French President Emmanuel Macron yesterday marked 75 years since the roundup of about 13,000 Jews to be sent to Nazi death camps, calling France’s responsibility a “stark truth” at a ceremony attended by Israeli Prime Minister Benjamin Netanyahu.
Speaking near the former site of the Velodrome d’Hiver, the indoor cycle track from which the Jews were deported in 1942, Macron said: “It is indeed France that organized” the roundup… Not a single German” took part.
Netanyahu’s presence at the ceremony sparked controversy, with the Union of French Jews for Peace (UJFP) calling the invitation “shocking” and “unacceptable.”
Photo: AP
The UJFP accused the Israeli government of “usurping the memory of the victims of Nazism to make people believe that Israel represents all the world’s Jews.”
Pro-Palestinian and other activists on Saturday protested Netanyahu’s appearance, criticizing Jewish settlement policy and the blockade of Gaza.
Macron called it a “natural gesture” to invite Netanyahu, but insisted in an interview published yesterday in the Journal du dimanche that he was “not trying to confuse the subject of the commemoration and Franco-Israeli relations.”
Yesterday’s ceremony marked the day when officials of the Vichy regime in Nazi-occupied France began rounding up 13,152 Jews and taking them to the Velodrome d’Hiver, an indoor cycle track in Paris. Fewer than 100 of those who were detained and then sent to the Nazi death camps survived.
Macron is the fourth French president to accept blame for France’s role in the deportations — which totaled more than 75,000 — since Jacques Chirac first did so in 1995.
“Time does its work,” Macron said. “Archives open [and] the truth comes out. It’s stark, irrevocable.
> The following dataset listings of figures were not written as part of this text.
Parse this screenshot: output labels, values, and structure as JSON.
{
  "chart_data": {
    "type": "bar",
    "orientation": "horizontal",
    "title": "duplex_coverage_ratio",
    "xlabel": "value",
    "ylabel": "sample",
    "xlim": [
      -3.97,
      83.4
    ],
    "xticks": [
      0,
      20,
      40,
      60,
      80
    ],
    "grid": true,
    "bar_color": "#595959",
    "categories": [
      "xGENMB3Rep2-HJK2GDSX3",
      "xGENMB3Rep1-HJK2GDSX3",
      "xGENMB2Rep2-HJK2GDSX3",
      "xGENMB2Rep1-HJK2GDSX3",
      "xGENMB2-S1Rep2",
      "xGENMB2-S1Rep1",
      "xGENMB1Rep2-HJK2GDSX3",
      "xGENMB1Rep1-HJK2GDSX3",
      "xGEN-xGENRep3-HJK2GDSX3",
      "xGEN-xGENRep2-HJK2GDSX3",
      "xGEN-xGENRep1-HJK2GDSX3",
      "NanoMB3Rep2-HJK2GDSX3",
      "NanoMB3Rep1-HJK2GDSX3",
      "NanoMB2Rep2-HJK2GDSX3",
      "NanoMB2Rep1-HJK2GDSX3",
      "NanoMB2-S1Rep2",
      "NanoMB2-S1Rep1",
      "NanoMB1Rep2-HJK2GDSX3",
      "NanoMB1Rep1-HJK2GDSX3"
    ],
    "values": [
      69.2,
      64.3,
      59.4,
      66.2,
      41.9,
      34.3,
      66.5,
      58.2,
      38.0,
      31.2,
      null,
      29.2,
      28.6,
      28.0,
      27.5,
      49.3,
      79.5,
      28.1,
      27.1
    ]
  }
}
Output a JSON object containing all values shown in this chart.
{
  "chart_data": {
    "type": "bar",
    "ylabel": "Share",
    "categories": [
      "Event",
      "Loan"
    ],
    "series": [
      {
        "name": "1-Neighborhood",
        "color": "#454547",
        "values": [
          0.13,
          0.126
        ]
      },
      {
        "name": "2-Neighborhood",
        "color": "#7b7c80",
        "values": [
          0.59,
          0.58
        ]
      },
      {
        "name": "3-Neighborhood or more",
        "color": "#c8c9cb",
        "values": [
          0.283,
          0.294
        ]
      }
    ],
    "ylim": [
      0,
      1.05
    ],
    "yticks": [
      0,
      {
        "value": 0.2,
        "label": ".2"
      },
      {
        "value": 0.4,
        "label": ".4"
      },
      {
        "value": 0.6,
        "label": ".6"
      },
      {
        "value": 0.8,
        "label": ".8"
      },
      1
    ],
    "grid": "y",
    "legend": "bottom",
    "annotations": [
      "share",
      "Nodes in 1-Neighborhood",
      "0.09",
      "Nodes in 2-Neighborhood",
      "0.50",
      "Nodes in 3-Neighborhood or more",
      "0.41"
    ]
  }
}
It imposes itself on us all.”
Netanyahu hailed the “special heroism” of the French resistance to the Nazis, praising the “noble French citizens who at great risk to their own lives” saved thousands more Jews from perishing in the death camps where at least 6 million would die overall between 1941 and 1945.
“For the sacred honor of those who perished ... let us remember the past, let us secure tomorrow,” he said. “The strength of Israel is that it is the one certain guarantee that the Jewish people will never undergo a Holocaust again.”
Among the other speakers yesterday were prominent French Nazi hunter Serge Klarsfeld and Pierre-Francois Veil, son of Holocaust survivor and rights icon Simone Veil, who died late last month aged 89.
Netanyahu’s visit is the first since he joined a massive march in Paris attended by world leaders for the victims of the January 2015 terror attacks on the Charlie Hebdo magazine and a Jewish supermarket.
Macron and Netanyahu held talks later in the day, four days after he met with Palestinian President Mahmud Abbas and reiterated France’s support for a two-state solution to end the Middle East conflict.
In related news, Israel yesterday reopened the Haram al-Sharif compound, known to Jews as the Temple Mount, which was closed on Friday after two Israeli policemen were killed nearby and the attackers fled into the compound.
A number of visitors initially entered the compound, but when a call to prayer rang out from al-Aqsa mosque inside, Muslim worshippers held midday prayers outside the site to protest the new security measures, which include metal detectors and cameras.